A Mumbai court hearing the PMC Bank case has extended police custody of Housing Development and Infrastructure Limited (HDIL) Directors Rakesh and Sarang Wadhwan till October 14. The Wadhwans were arrested last week by the Economic Offences Wing of the Mumbai Police after their real estate firm set off a crisis in the Punjab Maharashtra Cooperative (PMC) Bank by defaulting on loans worth Rs 4,355 crore.
Distressed PMC customers, who have argued that the revised Rs 25,000 limit on withdrawals imposed by the Reserve Bank of India (RBI) is still too little, gathered outside the court to protest. Carrying placards that read "No Bail, Only Jail", they accused the RBI of not taking strict action against the erring officials and appealed to Prime Minister Narendra Modi to intervene in the matter.
Last week the Enforcement Directorate filed a money-laundering case against Rakesh Wadhwan and his son, Sarang. The probe agency carried out raids at six places in Mumbai, including the HDIL office in Bandra (East) and the Wadhwan residence in Bandra (West).
Two Rolls Royce cars worth nearly Rs 6 crore each and a Bentley Continental GT worth approximately Rs 2 crore were among a dozen cars seized. On Saturday the agency said it had also attached a private jet and jewelry worth Rs 60 crore.
Premises belonging to Waryam Singh, a former PMC Bank Chairman whose police custody has also been extended to October 14, and Joy Thomas, the bank's former Managing Director, were also searched. Bank accounts and fixed deposits belonging to Waryam Singh, worth around Rs 10 crore, were frozen.
In a letter written last week, Joy Thomas admitted to misleading the Reserve Bank of India (RBI) for seven years by concealing and misreporting default on loans given to HDIL.
"... as loans outstanding were huge and if these were classified as NPA (non-performing assets) it would have affected the profitability of the bank... this would have created reputation risk for the bank. As the HDIL group had a good record of clearing dues with certain delays we continued to report all the accounts as standard accounts," Mr Thomas's letter read.
The PMC case has sparked renewed concerns about the health of India's troubled banking sector, which has been rocked by a multi-billion dollar fraud at a state-run lender, the collapse of a major infrastructure lender, bad loan issues at state-run banks and a liquidity squeeze that has hit shadow lenders.

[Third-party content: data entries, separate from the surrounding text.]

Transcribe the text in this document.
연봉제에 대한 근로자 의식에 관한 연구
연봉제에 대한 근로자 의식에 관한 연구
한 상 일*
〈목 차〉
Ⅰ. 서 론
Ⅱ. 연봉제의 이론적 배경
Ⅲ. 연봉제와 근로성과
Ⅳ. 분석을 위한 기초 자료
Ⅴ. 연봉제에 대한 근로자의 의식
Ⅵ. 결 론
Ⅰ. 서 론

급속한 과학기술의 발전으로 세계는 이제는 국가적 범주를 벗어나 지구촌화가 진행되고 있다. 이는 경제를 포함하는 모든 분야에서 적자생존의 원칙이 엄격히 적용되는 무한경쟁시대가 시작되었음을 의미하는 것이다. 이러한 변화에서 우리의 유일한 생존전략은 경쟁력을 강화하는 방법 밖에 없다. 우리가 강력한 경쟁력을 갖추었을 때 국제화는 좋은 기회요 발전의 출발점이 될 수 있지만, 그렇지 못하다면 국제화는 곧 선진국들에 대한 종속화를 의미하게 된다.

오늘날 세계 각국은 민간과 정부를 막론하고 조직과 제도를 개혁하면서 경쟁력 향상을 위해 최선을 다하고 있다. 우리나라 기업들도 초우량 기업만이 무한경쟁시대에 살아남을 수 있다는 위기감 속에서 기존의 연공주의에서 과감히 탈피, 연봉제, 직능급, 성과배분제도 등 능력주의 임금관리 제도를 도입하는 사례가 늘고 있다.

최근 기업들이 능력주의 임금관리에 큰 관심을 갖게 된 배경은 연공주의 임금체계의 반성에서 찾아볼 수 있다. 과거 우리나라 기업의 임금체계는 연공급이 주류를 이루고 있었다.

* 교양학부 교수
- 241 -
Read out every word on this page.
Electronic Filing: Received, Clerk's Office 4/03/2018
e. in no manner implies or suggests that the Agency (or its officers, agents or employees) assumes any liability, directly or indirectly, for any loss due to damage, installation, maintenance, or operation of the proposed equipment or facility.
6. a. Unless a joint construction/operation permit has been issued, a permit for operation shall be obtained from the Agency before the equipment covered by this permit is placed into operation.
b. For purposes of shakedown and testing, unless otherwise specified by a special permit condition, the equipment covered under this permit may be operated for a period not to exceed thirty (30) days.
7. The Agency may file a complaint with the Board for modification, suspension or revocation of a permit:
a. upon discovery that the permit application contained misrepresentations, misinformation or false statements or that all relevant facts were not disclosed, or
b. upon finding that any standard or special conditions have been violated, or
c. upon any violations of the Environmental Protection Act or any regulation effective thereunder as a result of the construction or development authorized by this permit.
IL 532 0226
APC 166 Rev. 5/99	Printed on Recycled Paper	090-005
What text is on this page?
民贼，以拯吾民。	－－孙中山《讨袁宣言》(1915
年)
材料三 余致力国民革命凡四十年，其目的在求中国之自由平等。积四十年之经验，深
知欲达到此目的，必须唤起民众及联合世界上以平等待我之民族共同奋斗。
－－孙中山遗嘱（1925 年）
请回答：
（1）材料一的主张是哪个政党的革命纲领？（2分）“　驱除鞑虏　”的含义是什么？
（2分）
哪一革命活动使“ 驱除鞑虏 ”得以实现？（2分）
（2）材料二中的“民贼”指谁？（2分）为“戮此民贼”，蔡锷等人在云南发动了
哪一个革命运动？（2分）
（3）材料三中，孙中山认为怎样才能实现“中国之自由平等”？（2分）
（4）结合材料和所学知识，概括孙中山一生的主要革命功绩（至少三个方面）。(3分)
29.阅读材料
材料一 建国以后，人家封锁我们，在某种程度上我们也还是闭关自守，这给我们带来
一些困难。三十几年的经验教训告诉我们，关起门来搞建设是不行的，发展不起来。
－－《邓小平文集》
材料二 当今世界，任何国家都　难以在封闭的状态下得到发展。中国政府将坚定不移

The RBI has responded to allay fears over the crisis.
"There are rumours in some locations about certain banks including cooperative banks, resulting in anxiety among the depositors. RBI would like to assure the general public that Indian banking system is safe and stable and there is no need to panic on the basis of such rumours," the RBI said in a tweet on October 1.